Cela commença avec la collecte des ordures ménagères. Depuis les années 1980, dans tous les pays, les collectivités locales ont découvert qu'elles pouvaient garantir un service sans avoir à le fournir elles-mêmes. Les entreprises privées organisaient la collecte des ordures ménagères plus efficacement et plus sûrement que le service public ne le faisait par le passé.

Subitement, il n'était plus question de délai, de grève, d'attitudes désagréables. Depuis, le principe a été appliqué à de nombreux services : les contractuels et les services de sécurité des aéroports, puis les transports ferroviaires et les contrôleurs aériens, la construction des hôpitaux et même des prisons, bientôt tout fut géré par des partenariats entre le secteur privé et le secteur public.

Le principe en est simple. Le gouvernement se porte garant de certains services qui sont alors mis en place par des sociétés privées. Ainsi les citoyens bénéficient des services dont ils ont besoin de manière plus efficace et moins coûteuse. À l'origine, c'était un projet du centre-droit, partie prenante de la vague des privatisations qui balaya les États-Unis et l'Europe des années Reagan-Thatcher. Depuis, la gauche l'a aussi adopté en y ajoutant sa propre touche.

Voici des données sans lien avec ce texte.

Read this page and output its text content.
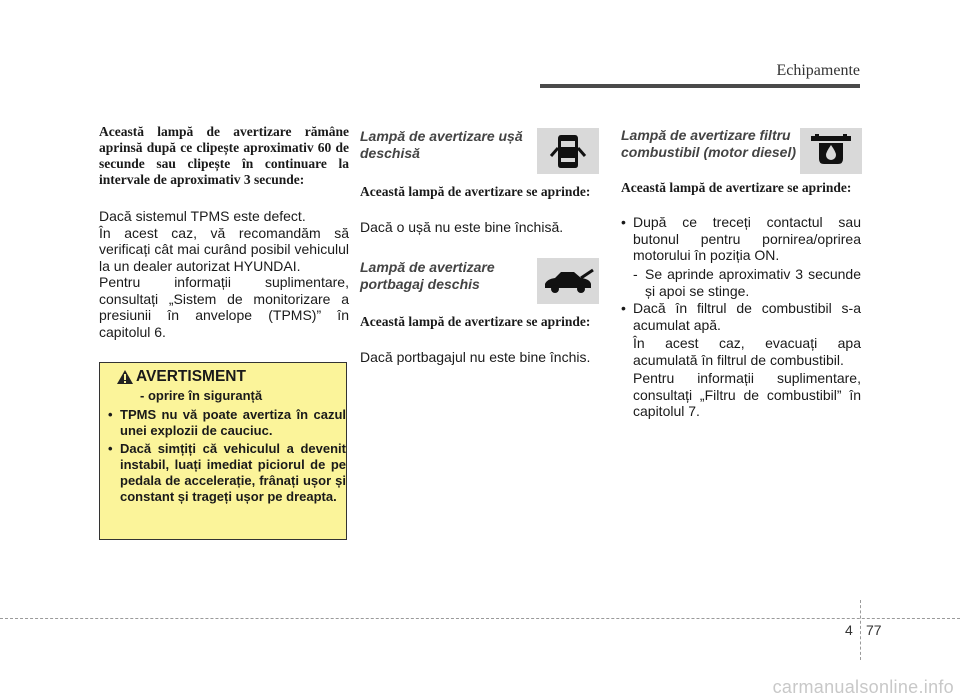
Echipamente
Această lampă de avertizare rămâne aprinsă după ce clipește aproximativ 60 de secunde sau clipește în continuare la intervale de aproximativ 3 secunde:
Dacă sistemul TPMS este defect.
În acest caz, vă recomandăm să verificați cât mai curând posibil vehiculul la un dealer autorizat HYUNDAI.
Pentru informații suplimentare, consultați „Sistem de monitorizare a presiunii în anvelope (TPMS)” în capitolul 6.
AVERTISMENT
- oprire în siguranță
• TPMS nu vă poate avertiza în cazul unei explozii de cauciuc.
• Dacă simțiți că vehiculul a devenit instabil, luați imediat piciorul de pe pedala de accelerație, frânați ușor și constant și trageți ușor pe dreapta.
Lampă de avertizare ușă deschisă
Această lampă de avertizare se aprinde:
Dacă o ușă nu este bine închisă.
Lampă de avertizare portbagaj deschis
Această lampă de avertizare se aprinde:
Dacă portbagajul nu este bine închis.
Lampă de avertizare filtru combustibil (motor diesel)
Această lampă de avertizare se aprinde:
• După ce treceți contactul sau butonul pentru pornirea/oprirea motorului în poziția ON.
- Se aprinde aproximativ 3 secunde și apoi se stinge.
• Dacă în filtrul de combustibil s-a acumulat apă.
În acest caz, evacuați apa acumulată în filtrul de combustibil.
Pentru informații suplimentare, consultați „Filtru de combustibil” în capitolul 7.
4 77
carmanualsonline.info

Le bienveillant Chancelier de l'Échiquier britannique, Gordon Brown, considère le partenariat public-privé comme un changement d'orientation dans la réflexion du Parti Travailliste. Selon lui, depuis plus d'un siècle, la gauche s'est battue contre les privilèges en renforçant l'État. Aujourd'hui, l'État a engendré ses propres intérêts et ses privilégiés, qui ne pourront être délogés qu'avec une nouvelle approche des engagements publics et des prestations privées.